Something clicked regarding Spain when I finally visited the Escorial outside of Madrid after many months of being in that city. It’s a grand castle of course, but it also struck me as rather plain, barracks-like at times. Very austere. It was explained that the Escorial was both a royal palace and a monastery:
‘Philip’s instructions to Herrera stipulated “simplicity of form, severity in the whole, nobility without arrogance, majesty without ostentation,” qualities clearly illustrated by the long sweep of these facades.’
‘El Escorial was built to honor St. Lawrence, who was burned on a grill.

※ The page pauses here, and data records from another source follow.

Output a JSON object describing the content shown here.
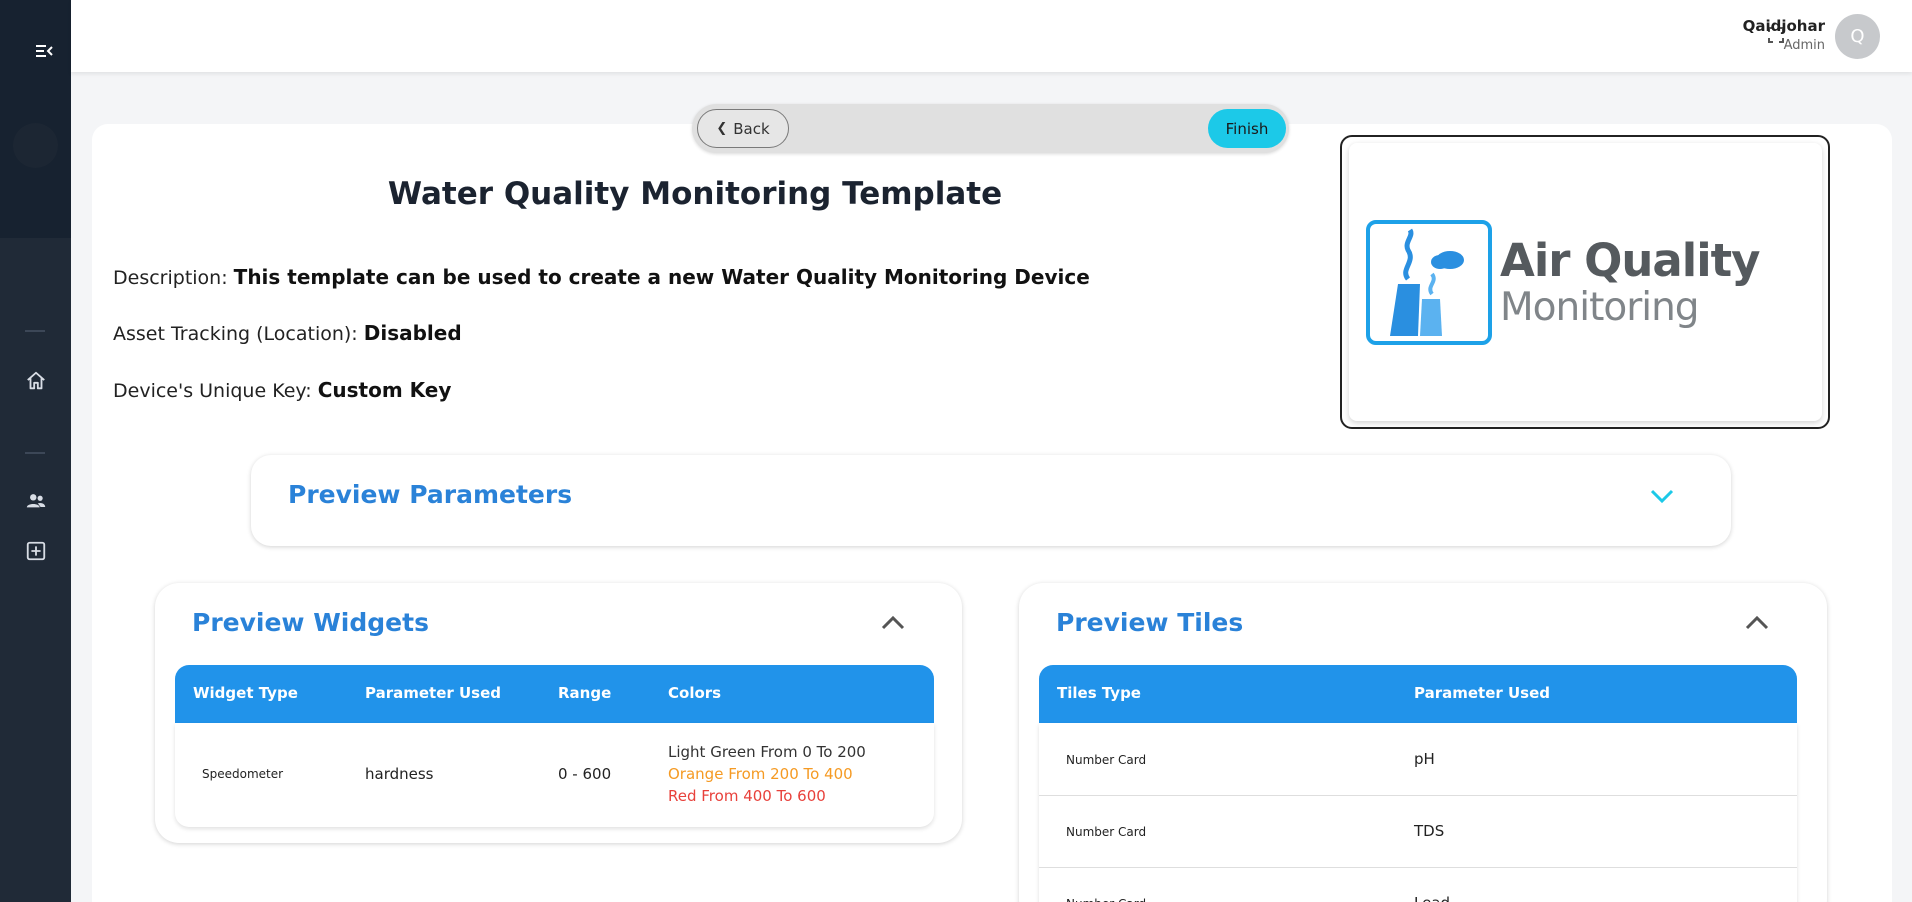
{
  "header": {
    "user_name": "Qaidjohar",
    "user_role": "Admin",
    "avatar_initial": "Q"
  },
  "nav": {
    "back_label": "Back",
    "finish_label": "Finish"
  },
  "template": {
    "title": "Water Quality Monitoring Template",
    "description_label": "Description:",
    "description_value": "This template can be used to create a new Water Quality Monitoring Device",
    "asset_tracking_label": "Asset Tracking (Location):",
    "asset_tracking_value": "Disabled",
    "unique_key_label": "Device's Unique Key:",
    "unique_key_value": "Custom Key"
  },
  "logo": {
    "title": "Air Quality",
    "subtitle": "Monitoring"
  },
  "preview_parameters": {
    "title": "Preview Parameters"
  },
  "preview_widgets": {
    "title": "Preview Widgets",
    "columns": [
      "Widget Type",
      "Parameter Used",
      "Range",
      "Colors"
    ],
    "rows": [
      {
        "widget_type": "Speedometer",
        "parameter": "hardness",
        "range": "0 - 600",
        "colors": [
          {
            "text": "Light Green  From 0 To 200",
            "color": "#333333"
          },
          {
            "text": "Orange  From 200 To 400",
            "color": "#f59a23"
          },
          {
            "text": "Red  From 400 To 600",
            "color": "#e8413b"
          }
        ]
      }
    ]
  },
  "preview_tiles": {
    "title": "Preview Tiles",
    "columns": [
      "Tiles Type",
      "Parameter Used"
    ],
    "rows": [
      {
        "type": "Number Card",
        "parameter": "pH"
      },
      {
        "type": "Number Card",
        "parameter": "TDS"
      },
      {
        "type": "Number Card",
        "parameter": "Lead"
      }
    ]
  },
  "colors": {
    "accent": "#2193ea",
    "finish": "#1cc9e8",
    "sidebar": "#202a37",
    "title_blue": "#2a82d8"
  }
}
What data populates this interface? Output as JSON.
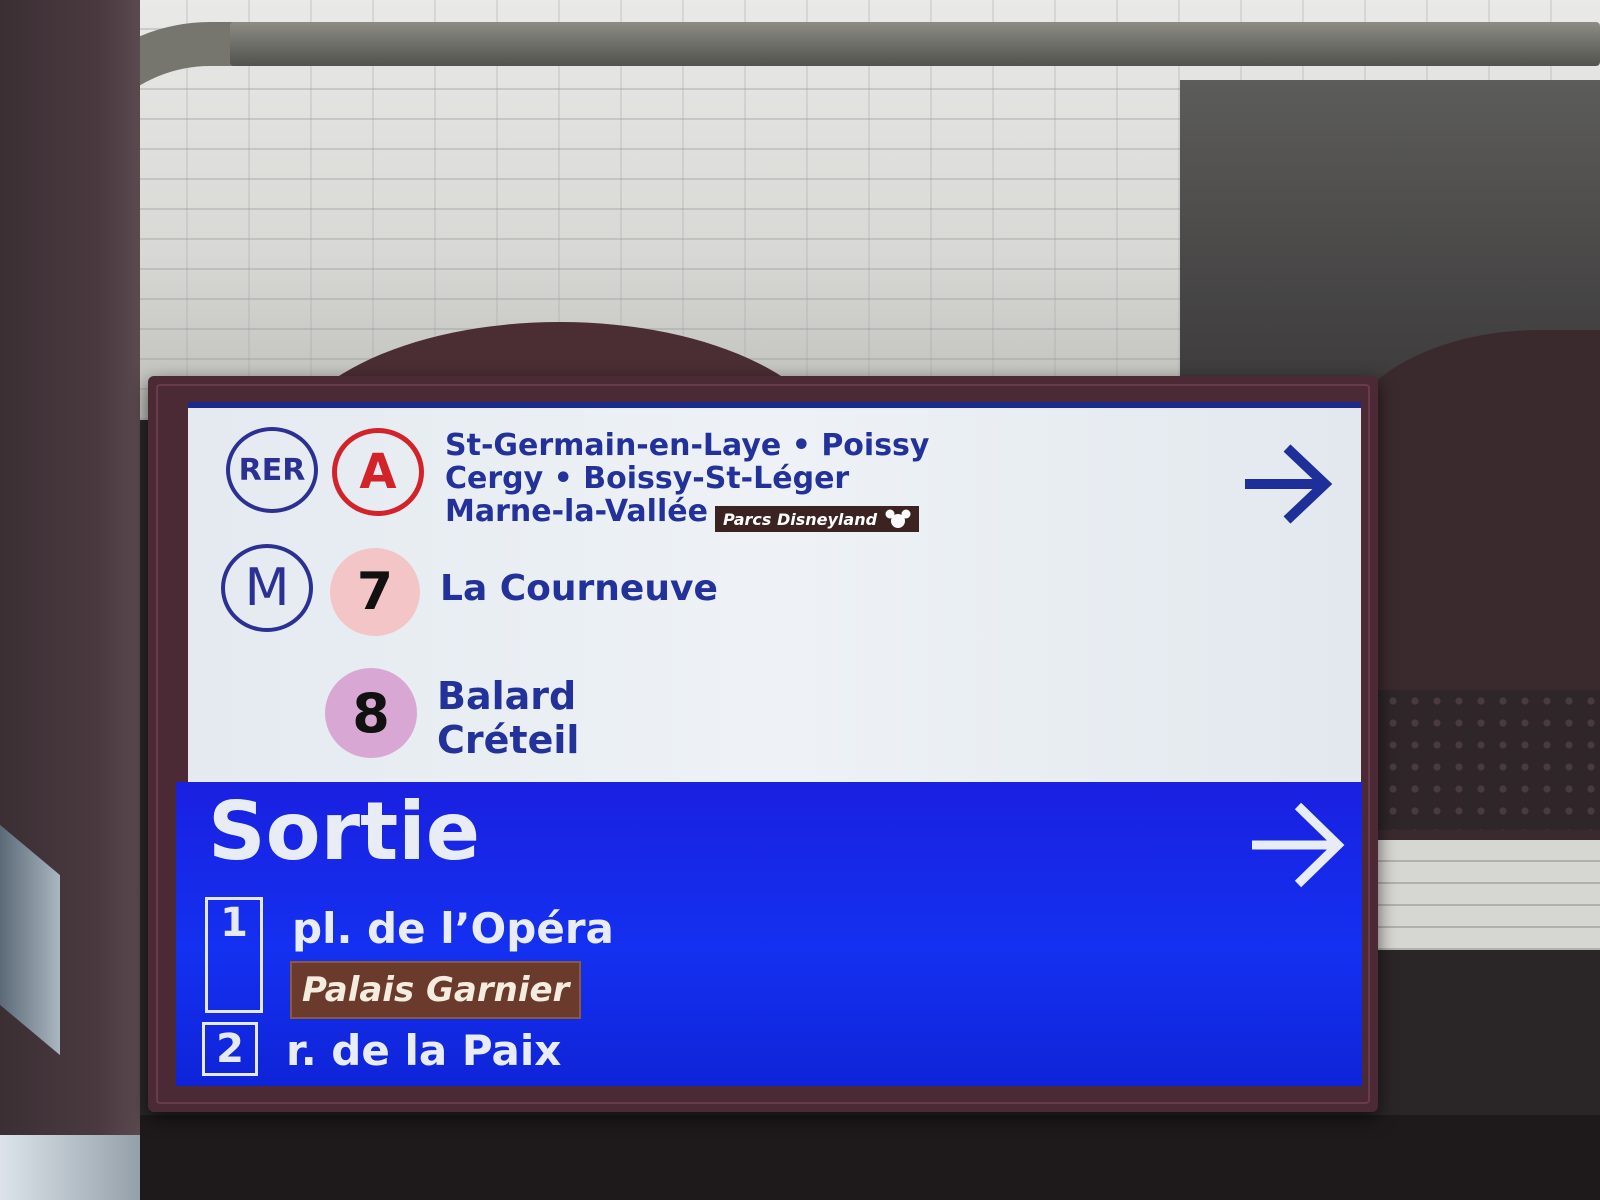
{
  "sign": {
    "rer": {
      "network_label": "RER",
      "line": "A",
      "destinations": [
        "St-Germain-en-Laye • Poissy",
        "Cergy • Boissy-St-Léger",
        "Marne-la-Vallée"
      ],
      "badge": "Parcs Disneyland",
      "badge_icon": "mickey-icon",
      "line_color": "#d2232a"
    },
    "metro": {
      "network_label": "M",
      "line_7": {
        "number": "7",
        "destination": "La Courneuve",
        "color": "#f4c5c7"
      },
      "line_8": {
        "number": "8",
        "destinations": [
          "Balard",
          "Créteil"
        ],
        "color": "#d9a7d4"
      }
    },
    "exit": {
      "title": "Sortie",
      "exits": [
        {
          "number": "1",
          "label": "pl. de l’Opéra",
          "badge": "Palais Garnier"
        },
        {
          "number": "2",
          "label": "r. de la Paix"
        }
      ]
    },
    "arrow_icon": "arrow-right-icon",
    "colors": {
      "ratp_blue": "#23329a",
      "exit_panel": "#1430f0"
    }
  }
}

In order to remind the citizens of his martyrdom and sacrifice, the entire building is a grill. Yes, it is shaped like a grill. There are paintings of St. Lawrence on a grill, grills are carved into the doorways, the weather vain is in the shape of a grill, the backs of chairs are supposed to be grills, the list literally could go on forever.’
A little authoritative and paternal, but a romantic poet. A modernist, brilliant with language but precise in meaning, abstract, somewhat philosophical. They say he had a deathbed conversion. Here’s another line of his:
“The poem must resist the intelligence / Almost successfully.“
And then just to frustrate matters more:
Beauty is no quality in things themselves, it exists merely in the mind which contemplates them; and each mind perceives a different beauty.
Throw something at it and see if it sticks. I like Helen Vendler’s interpretation….
What do you do with an uncivilized, wild land? Import European learning and literature “atop” it?
The nature/culture divide? Nature is wonderful but it is to culture where we must return. If you are an artist, you turn towards direct experience in this land, but…you also turn to that which inspires you…European learning and thought….the products of other cultures.